6.3 その他の在留資格による雇用可能なケース
- ● 留学(資格外活動許可):週28時間までのアルバイトが可能。農繁期の軽作業などに限定的に活用できます。ただし正社員雇用には適しません。
身分系資格(日本人の配偶者等、永住者など):就労制限がなく、日本人と同等に雇用可能。安定的な採用に活用できます。
6.4 ニーズ別:どの在留資格を選ぶべきか?
企業ニーズ | 推奨在留資格 | 特徴と活用ポイント |
通年で正社員として採用したい | 特定技能1号・2号 | 給与と雇用環境が整備され、安定雇用が可能 |
繁忙期だけの短期労働力が必要 | 特定技能1号(派遣活用) | 派遣形態に対応し、柔軟な人材調整が可能 |
将来的に幹部や専門職候補を育てたい | 育成就労 → 特定技能1号 → 特定技能2号 | 3年育成の上でスキルと定着性を高められる |
単発・パートタイムでの補助が中心 | 留学生の資格外活動 | 時間制限があるが短期の補助要員に活用可 |
安定して長く雇用したい場合 | 配偶者等、永住者など身分系 | 就労制限なしで即戦力として雇用可 |
これらの制度を効果的に活用することで、農業分野における労働力不足の解決だけでなく、人材の定着化、技能向上、自立支援といった長期的視点の構築にもつながります。

7. まとめ:複合的な解決策で、持続可能な農業の未来を
日本の農業が直面する人手不足と高齢化は、構造的かつ深刻な課題です。これらに対処するには、単一の特効薬では不十分であり、「生産性の向上」「経営力の強化」「人材確保」という3つの視点から、複数の解決策を組み合わせて取り組むことが不可欠です。

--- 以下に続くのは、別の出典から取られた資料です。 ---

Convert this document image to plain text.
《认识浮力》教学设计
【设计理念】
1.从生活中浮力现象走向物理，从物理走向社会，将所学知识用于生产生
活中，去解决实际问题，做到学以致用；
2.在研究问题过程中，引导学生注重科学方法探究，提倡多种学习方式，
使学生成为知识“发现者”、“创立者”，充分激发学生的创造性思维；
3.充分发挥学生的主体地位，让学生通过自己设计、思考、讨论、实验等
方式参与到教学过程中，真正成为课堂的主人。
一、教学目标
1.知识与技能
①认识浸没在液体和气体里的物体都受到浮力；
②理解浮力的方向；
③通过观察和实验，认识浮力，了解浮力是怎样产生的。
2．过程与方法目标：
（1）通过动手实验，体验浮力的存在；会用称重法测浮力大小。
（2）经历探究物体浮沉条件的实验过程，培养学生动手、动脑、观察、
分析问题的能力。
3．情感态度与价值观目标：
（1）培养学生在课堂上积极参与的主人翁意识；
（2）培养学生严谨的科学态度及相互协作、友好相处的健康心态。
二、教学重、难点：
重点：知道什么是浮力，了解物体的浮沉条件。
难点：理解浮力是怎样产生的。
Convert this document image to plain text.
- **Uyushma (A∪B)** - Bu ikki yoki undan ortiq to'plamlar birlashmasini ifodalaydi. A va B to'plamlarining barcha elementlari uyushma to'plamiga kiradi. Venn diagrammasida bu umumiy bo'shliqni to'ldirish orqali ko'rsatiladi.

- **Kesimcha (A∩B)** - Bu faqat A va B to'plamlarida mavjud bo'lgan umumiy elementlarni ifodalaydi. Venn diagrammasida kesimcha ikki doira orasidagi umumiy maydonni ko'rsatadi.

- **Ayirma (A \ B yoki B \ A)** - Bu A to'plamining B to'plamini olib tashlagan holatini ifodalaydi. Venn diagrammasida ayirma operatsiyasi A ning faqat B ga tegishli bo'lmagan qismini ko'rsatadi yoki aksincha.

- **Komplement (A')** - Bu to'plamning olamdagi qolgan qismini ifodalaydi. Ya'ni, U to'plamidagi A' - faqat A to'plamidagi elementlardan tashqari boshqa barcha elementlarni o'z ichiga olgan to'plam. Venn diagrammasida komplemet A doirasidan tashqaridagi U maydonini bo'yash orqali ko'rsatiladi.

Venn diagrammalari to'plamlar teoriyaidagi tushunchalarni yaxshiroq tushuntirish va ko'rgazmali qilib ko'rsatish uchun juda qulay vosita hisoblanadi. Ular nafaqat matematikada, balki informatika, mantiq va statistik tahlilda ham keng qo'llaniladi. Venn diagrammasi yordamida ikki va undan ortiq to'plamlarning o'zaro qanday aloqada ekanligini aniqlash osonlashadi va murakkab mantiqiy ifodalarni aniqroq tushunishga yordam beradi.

まず、省力化やスマート農業の導入によって、一人あたりの生産性を高めることで「少人数でも回る農業」を目指す必要があります。また、農業経営の法人化や6次産業化、新たな販路開拓などにより、農業を“儲かるビジネス”として再構築することも重要です。
人材確保の面では、これまで農業に縁のなかった多様な人々――副業人材、都市住民、若年層、シニア――を巻き込み、柔軟な働き方を可能にする環境整備が求められます。そして、外国人雇用はこの分野において非常に大きな可能性を秘めています。特に「特定技能」や、2027年に施行予定の「育成就労制度」は、農業人材を中長期的に確保する上で重要な制度となっていくでしょう。